Entretanto, o desembargador alertou para imprecisões, como a não-diferenciação entre resilição unilateral e o distrato derivado da vontade de ambas as partes. Segundo Godoy, a cláusula de retenção de até 25% dos valores pagos (ou até 50% no Patrimônio de Afetação) precisa estar prevista e pode ser fixada em percentuais menores.

Desembargador do Tribunal de Justiça de São Paulo, Claudio Godoy, membro do Conselho Jurídico, Ricardo Campelo e o advogado Olivar Vitale
Desembargador do Tribunal de Justiça de São Paulo, Claudio Godoy, membro do Conselho Jurídico, Ricardo Campelo e o advogado Olivar Vitale

O advogado Olivar Vitale, membro do Conselho Jurídico, lamentou que a legislação não diferencie o investidor que desiste do contrato, do consumidor que ficou sem condições financeiras de cumpri-lo. Considerou a legislação tecnicamente ruim, trazendo insegurança em relação às penalidades e à resolução dos valores, entre outros aspectos.

Para o advogado Ricardo Campelo, também membro do Conselho Jurídico, a lei ainda ficou longe de afastar todos os pontos polêmicos em torno da questão. Ele lembrou que, quando o mercado evoluía bem, as incorporadoras até facilitavam os distratos aos consumidores.

Ubirajara Freitas, CEO da Tegra Incorporadora, recordou que no auge da crise em 2015 e 2016 os distratos chegaram a 50% das vendas em São Paulo e 85% no Rio de Janeiro, sendo que a Justiça determinava a devolução de 90% dos valores pagos em São Paulo e 80% no Rio de Janeiro. Se ao recolocar o imóvel à venda a incorporadora o fizesse com uma redução superior a 5% do preço original, o prejuízo seria certo, segundo ele.
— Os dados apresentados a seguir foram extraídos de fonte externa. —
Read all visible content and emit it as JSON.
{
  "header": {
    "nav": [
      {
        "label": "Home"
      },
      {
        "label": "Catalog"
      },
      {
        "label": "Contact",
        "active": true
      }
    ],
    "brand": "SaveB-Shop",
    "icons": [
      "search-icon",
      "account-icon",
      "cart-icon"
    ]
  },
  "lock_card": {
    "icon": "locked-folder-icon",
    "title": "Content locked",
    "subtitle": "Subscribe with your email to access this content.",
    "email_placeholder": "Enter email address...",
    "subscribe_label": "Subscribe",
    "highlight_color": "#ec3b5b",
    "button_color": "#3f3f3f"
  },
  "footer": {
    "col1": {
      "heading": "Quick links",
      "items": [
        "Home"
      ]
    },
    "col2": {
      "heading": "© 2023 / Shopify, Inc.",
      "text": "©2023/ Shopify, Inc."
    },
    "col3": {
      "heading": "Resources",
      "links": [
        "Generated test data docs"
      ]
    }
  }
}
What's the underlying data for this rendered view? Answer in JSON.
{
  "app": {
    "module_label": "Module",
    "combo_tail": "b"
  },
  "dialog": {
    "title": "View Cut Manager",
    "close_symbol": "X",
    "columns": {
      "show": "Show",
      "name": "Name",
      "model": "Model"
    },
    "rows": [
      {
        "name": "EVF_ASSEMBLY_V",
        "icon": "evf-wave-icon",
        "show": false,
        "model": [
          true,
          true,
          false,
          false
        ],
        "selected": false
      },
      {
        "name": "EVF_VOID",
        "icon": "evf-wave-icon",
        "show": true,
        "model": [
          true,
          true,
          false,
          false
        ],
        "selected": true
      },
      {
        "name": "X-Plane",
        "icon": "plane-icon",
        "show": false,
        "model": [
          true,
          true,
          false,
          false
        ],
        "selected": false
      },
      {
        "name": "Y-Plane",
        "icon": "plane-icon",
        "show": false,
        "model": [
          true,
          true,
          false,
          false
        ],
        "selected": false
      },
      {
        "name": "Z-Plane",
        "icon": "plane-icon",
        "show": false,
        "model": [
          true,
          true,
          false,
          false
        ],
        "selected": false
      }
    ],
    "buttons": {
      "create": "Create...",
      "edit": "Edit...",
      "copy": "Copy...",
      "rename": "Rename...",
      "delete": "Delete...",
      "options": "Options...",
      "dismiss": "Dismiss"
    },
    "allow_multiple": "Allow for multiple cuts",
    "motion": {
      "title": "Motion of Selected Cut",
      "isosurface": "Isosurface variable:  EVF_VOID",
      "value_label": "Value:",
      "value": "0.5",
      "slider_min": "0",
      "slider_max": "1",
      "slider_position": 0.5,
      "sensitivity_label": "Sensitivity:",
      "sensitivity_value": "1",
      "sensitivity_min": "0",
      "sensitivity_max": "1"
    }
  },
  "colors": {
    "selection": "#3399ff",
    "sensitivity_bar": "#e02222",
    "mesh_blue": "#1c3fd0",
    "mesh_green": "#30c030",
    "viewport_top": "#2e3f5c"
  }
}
O advogado Thomaz Whately, membro do Conselho Jurídico, apontou os efeitos perversos dos distratos para as empresas, como a redução do fluxo de caixa, atrasos nas obras, financiamentos ameaçados e o sofrimento de custos irrecuperáveis. O impacto é muito sentido nas empresas que precisam obter os financiamentos para a incorporação, garanti-los e ainda responder solidariamente por eventuais descumprimentos de obrigações das terceirizadas.

Um histórico da mudança de jurisprudência em relação à irrevogabilidade e irretratabilidade dos contratos de compra e venda foi apresentado pelo advogado José Carlos Puoli, membro do Conselho Jurídico. Ao mencionar as características da nova legislação, ele recomendou que corretores e vendedores das incorporadoras sejam corretamente treinados e que os contratos sempre sejam redigidos com o máximo de clareza, quadros-resumo completos e assinatura dos adquirentes ao lado das cláusulas mais relevantes.